Tricolour flies at half mast over Dublin government buildings as mark of respect following Queen Elizabeth's death
THE tricolour was today flying at half mast over government buildings in Dublin as a mark of respect following the death of Queen Elizabeth.
The flag was also lowered above Leinster House, Dublin City Council and at Cork City Hall.
The move came as a a number of books of condolence were opened in the Republic to mark the 96-year-old's passing.
While a Book of Condolence was opened at the British Embassy in Dublin, the city's Mayor Caroline Conroy also opened an online book for people who want to extend their sympathies.
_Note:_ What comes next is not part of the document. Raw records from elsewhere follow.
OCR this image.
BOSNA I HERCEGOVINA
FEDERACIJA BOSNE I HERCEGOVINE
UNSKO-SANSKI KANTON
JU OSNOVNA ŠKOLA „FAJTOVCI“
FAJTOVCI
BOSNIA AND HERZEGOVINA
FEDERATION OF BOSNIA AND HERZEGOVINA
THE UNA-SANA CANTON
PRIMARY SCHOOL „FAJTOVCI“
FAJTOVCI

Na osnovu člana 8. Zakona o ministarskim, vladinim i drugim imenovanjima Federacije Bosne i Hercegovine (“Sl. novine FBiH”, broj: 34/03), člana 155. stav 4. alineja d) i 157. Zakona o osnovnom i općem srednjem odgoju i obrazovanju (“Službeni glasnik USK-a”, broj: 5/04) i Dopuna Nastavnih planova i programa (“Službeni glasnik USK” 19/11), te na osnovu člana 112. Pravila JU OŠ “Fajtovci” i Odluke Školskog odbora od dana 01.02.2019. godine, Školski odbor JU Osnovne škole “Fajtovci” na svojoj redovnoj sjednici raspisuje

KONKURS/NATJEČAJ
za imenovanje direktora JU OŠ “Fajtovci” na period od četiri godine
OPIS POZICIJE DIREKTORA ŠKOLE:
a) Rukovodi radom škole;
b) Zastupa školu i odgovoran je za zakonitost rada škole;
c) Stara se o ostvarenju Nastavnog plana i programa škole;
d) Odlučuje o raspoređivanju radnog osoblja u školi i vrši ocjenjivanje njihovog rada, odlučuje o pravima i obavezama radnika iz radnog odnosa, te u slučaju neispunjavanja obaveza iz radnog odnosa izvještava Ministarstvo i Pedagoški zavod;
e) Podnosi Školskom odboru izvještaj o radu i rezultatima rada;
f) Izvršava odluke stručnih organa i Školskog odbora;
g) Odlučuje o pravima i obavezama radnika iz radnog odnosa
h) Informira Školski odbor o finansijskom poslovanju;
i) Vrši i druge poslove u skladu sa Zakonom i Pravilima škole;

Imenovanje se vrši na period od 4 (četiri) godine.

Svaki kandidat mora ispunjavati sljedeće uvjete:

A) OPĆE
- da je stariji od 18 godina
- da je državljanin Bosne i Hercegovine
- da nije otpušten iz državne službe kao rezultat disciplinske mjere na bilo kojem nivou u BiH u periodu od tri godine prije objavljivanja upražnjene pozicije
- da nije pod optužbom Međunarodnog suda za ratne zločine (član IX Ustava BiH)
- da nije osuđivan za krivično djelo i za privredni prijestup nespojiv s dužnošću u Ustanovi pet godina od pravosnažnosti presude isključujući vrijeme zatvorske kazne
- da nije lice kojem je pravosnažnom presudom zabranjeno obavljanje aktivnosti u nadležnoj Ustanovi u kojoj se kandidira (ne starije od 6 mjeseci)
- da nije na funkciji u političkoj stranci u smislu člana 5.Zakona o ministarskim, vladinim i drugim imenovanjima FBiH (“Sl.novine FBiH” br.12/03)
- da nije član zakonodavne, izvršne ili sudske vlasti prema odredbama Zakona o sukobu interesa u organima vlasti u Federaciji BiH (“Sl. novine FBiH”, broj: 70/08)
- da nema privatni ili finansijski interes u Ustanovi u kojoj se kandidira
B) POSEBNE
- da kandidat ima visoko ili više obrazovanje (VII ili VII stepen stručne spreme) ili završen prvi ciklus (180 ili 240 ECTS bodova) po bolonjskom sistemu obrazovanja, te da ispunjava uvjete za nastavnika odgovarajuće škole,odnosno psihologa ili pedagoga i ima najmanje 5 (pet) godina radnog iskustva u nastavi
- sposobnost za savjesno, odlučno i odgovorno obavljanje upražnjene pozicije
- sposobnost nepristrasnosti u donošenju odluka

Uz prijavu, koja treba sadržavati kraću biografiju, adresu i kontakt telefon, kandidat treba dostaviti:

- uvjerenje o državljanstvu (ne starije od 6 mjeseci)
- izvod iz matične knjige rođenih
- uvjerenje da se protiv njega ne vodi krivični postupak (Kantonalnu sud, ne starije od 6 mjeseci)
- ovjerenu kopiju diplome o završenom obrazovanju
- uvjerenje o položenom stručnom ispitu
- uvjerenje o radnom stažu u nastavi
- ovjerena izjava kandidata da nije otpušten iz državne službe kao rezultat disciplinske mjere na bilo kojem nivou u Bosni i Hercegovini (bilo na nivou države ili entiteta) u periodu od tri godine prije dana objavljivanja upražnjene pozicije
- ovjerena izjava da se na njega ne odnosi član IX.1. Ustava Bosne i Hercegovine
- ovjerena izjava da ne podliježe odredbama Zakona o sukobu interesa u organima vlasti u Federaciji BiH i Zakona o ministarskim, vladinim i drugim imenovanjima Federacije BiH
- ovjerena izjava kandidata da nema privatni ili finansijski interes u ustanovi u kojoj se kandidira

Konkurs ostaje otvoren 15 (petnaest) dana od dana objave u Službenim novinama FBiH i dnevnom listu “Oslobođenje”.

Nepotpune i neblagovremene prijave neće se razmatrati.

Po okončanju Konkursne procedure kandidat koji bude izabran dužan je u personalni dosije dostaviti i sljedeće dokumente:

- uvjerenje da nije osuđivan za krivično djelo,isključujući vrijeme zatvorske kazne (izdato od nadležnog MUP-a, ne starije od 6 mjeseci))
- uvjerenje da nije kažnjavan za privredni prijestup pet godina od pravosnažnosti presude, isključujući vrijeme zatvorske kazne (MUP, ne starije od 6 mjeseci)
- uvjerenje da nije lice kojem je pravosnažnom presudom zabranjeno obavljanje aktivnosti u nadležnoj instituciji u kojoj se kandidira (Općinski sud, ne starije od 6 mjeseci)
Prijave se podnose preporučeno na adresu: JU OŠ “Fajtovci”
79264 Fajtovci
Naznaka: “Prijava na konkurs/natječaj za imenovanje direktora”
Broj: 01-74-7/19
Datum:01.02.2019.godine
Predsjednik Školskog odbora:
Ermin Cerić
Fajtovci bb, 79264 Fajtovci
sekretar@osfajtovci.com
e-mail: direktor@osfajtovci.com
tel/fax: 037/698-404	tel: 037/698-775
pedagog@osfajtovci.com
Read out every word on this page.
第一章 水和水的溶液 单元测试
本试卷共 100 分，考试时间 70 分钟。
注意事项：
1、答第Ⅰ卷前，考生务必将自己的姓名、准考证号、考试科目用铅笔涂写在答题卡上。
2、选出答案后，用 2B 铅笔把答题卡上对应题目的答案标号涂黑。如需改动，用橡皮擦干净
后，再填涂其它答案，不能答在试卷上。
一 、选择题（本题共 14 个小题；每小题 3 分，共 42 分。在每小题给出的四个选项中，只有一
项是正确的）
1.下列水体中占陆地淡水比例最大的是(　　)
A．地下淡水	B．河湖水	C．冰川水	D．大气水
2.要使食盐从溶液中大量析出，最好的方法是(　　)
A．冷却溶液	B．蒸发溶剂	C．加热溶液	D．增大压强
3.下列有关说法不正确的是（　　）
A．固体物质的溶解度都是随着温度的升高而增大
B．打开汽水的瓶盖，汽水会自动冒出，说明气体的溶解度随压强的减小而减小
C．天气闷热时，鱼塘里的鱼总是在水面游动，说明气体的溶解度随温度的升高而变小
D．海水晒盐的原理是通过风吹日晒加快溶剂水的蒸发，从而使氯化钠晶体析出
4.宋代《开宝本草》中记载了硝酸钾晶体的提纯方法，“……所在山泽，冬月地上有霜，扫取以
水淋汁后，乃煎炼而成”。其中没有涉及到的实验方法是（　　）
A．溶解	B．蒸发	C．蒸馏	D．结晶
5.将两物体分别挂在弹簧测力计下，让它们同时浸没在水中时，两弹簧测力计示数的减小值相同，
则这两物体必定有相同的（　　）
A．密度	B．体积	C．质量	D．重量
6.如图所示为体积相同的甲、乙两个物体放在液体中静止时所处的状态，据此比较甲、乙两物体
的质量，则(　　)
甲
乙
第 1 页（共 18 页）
The book will remain open until September 19 and all messages of sympathy will be printed and forwarded to the British royal family.
Ms Conroy said: "On behalf of the people of Dublin, I would like to extend my sympathies to the British Royal family and the British people on the passing of Queen Elizabeth to whom she gave such loyal service for many decades.
"Her dedication to duty and public service were undeniable and her knowledge, understanding and experience truly unique".
The book is available to sign at https://consultation.dublincity.ie/lord-mayor/book-of-condolence-hrh-queen-elizabeth/
Cork City Council said Mayor Deirdre Forde was also due to open a Book of Remembrance with Galway also expected to follow.
In Belfast, a Book of Condolence opened at city hall, will remain available until the day of the funeral.
The Garden of Remembrance will also be open for anyone wishing to lay floral tributes.
Elsewhere, books were opened at Lagan Valley Island and at Dundonald Ice Bowl.
Mid and East Antrim Borough Council also announced a list of memorials where floral tributes could be laid. These include the Carrickfergus, Whitehead and the Knockagh Monument.